Coinbase (NASDAQ: COIN) has again attacked the Securities and Exchange Commission’s (SEC) alleged failure to respond to the exchange’s petition for the Commission to create new and specific rules over digital asset securities, this time using a recently-given public speech by SEC chair Gary Gensler as a lever to convince the court to force the SEC’s hand.
“At the same day the SEC told this Court that it has not yet made up its mind about Coinbase’s rulemaking petition, the SEC Chair stated unequivocally that there will be no rulemaking – because ‘the rules have already been published.'”
Coinbase refers to a keynote speech given by Gensler on May 15 at the Financial Markets Conference. Gensler was asked about the SEC’s dispute with Coinbase and why the SEC has yet to publish rules for the market.

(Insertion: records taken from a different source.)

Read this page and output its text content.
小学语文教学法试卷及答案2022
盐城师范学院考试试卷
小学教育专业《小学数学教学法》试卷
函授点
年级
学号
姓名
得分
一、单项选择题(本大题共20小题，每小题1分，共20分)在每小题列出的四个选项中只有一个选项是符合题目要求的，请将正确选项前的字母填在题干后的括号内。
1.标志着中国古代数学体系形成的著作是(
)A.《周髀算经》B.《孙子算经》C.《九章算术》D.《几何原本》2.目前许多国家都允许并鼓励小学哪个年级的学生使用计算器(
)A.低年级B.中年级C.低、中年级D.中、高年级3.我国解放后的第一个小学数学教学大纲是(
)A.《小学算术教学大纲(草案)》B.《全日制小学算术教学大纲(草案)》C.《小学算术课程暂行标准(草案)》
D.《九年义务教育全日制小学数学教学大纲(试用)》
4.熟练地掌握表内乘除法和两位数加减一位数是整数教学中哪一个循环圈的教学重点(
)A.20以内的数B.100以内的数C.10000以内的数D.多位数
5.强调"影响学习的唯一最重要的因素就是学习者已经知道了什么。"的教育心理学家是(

“To make it quite direct: this is a field that has been operating largely non-compliant… There’s nothing about a new technology that makes it non-consistent with the public policies that Congress has laid out.”
Gensler no doubt is referring to the rules set out in the multitude of statues on the books which govern the securities industry, as well as decades of precedent under the Howey, the legal decision which establishes the test for determining whether an offering amounts to an investment contract and therefore a security.
To Coinbase, however, Gensler’s comments are a sign that the SEC has already made up its mind about Coinbase’s petition. Even if that isn’t the case, according to Coinbase’s latest filing, the court still does as Coinbase asks because the SEC is taking too long in the first place, all the while continuing to “pursue an aggressive, accelerating enforcement campaign regarding the very topics identified in Coinbase’s petition.”
On that basis, Coinbase argues that the court should grant its petition to force the SEC to respond to its rule-making request within seven days. Alternatively, Coinbase asks the court to order that the SEC explain its delay, state when it will respond, and provide progress updates to the court.
The SEC told the court that Coinbase has no basis to complain about a delay of months when courts have consistently declined to intervene in cases that have spanned years.
The filing is the latest jab from Coinbase in its quest to have the SEC issue new rules on digital asset securities.
Coinbase initially filed a petition with the SEC in July last year, asking the Commission to create and publish rules governing the regulation of digital asset securities, saying that the U.S. does not have a functioning digital asset securities market because of the ‘lack of a clear and workable regulatory regime’ and that the Commission had instead chosen an ‘enforcement-first’ approach.
The SEC evidently never responded to the petition and issued a Wells Notice to Coinbase warning that it violates securities laws and to expect imminent legal action. This spurred Coinbase to file in the Court of Appeals for the Third Circuit, asking the court to force the SEC’s hand.
In its initial response, the SEC said:
“That Coinbase would like its policy preferences addressed immediately does not entitle it to extraordinary relief ordering the Commission to act on a rulemaking petition that has been pending for well under a year.”
The court has not ruled on Coinbase’s filing, nor has the SEC responded to Coinbase’s latest request.